James Maddison in. Ben White and Marcus Rashford restored. Kalvin Phillips and Kyle Walker risked despite injury. As the England squad was announced yesterday, the familiar excitement began to kindle. Even if the reported viewing figure for the 2018 final of 3.572 billion appears to have been exaggerated, the World Cup is one of the few truly global events. The opening game is Qatar against Ecuador, and their group is completed by Senegal and the Netherlands: it’s hard to imagine many other spheres in which four such disparate countries compete on such a stage.
And yet, it’s impossible not to approach Qatar with a sense of unease. This is the first World Cup since 1934 to be hosted by a nation that has not previously played in it; why is Qatar so keen to be involved that it has spent an estimated $220 billion on staging the event?

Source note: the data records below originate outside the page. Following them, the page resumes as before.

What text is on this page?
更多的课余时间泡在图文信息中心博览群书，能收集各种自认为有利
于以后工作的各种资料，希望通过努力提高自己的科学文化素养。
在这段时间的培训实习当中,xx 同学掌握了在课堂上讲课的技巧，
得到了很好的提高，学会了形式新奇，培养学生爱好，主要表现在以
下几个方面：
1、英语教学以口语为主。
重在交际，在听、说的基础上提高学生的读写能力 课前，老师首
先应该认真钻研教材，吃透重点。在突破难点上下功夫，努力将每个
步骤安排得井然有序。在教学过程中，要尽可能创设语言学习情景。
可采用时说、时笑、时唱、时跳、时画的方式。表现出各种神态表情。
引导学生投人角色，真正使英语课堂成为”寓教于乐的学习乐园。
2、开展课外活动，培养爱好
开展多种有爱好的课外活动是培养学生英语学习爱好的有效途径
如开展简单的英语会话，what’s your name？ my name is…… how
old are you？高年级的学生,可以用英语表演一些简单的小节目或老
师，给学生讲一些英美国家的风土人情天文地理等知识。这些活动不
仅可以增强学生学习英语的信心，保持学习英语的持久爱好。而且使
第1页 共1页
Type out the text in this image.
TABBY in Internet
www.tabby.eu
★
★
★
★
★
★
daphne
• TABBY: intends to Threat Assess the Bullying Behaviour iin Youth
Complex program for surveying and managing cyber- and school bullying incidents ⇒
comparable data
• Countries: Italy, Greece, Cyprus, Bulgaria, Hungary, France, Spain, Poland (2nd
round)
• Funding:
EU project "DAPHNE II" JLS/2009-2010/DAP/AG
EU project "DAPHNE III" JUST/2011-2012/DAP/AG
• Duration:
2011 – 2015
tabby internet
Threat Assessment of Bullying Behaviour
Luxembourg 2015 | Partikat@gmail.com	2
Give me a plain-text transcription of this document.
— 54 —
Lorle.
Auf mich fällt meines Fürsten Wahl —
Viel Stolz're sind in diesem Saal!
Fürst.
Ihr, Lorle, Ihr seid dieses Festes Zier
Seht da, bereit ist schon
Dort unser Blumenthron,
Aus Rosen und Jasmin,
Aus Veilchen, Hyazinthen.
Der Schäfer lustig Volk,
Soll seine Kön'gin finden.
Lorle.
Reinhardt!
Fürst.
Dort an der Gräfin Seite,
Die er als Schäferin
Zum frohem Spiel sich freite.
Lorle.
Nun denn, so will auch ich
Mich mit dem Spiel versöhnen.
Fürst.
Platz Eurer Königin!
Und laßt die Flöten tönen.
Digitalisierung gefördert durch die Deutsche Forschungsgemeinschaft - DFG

The answer is timeless: hosting the World Cup has always been a political act. When Uruguay staged the first tournament in 1930, Juan Campisteguy’s government underwrote the costs of travelling teams because it believed the tournament would promote the country’s centenary of independence. The gamble paid off; Uruguay went on to beat Argentina 4-2 in the final.
This was nothing compared to what happened in Italy four years later. Mussolini was well-aware of the propagandistic potential of sport, often being photographed riding a horse or skiing. In 1933, when he met Engelbert Dollfuss at the beach resort of Riccione, he donned a pair of swimming trunks while the diminutive Austrian Chancellor wore a sober suit. “When you compete abroad,” Mussolini told Italian athletes, “the honour and sporting principle of the nation is entrusted to your muscles and above all your spirit.”
No doubt the Antwerp Olympics of 1920 were at the back of his mind, when the Italian athletes who turned up were a dishevelled bunch who sang the “Red Flag”. Twelve years later, they arrived in Los Angeles dressed in matching black shirts and singing “Giovinezza”, the hymn of the Italian Fascist Party. They went on to finish second in the medals table. Victories abroad, as Il Littorale noted as early as 1928, “were clear signs of racial superiority that are destined to reflect in many fields outside of sport”.
Whether Italy’s football coach throughout the Thirties, Vittorio Pozzo, was a Fascist remains contested, but he certainly benefited from the regime’s focus on muscular leadership. “The norms that govern the game,” he said, “impose the principles of authority, without which order cannot exist.” His side at the 1934 World Cup was brisk and physical and found referees benevolent. As the journalist Gianni Brera observed in his great history of Italian football, Louis Baert, the Belgian who oversaw the quarter-final against Spain, “behaved as if he were well-aware where the game was taking place”, while there were numerous rumours about meetings between Mussolini and the Swedish referee Ivan Eklind, who unusually refereed both Italy’s semi-final and the final.
Not that anybody in Italy much cared about the controversies, as Simon Martin’s Football and Fascism makes clear. In La Gazzetta della Sport, Bruno Roghi wrote of the national team as “little, gallant soldiers who fight for an idea that is greater than them”, while the Florentine Fascist weekly Il Bargello described the World Cup win as “the affirmation of an entire people, an indication of its virile and moral strength”.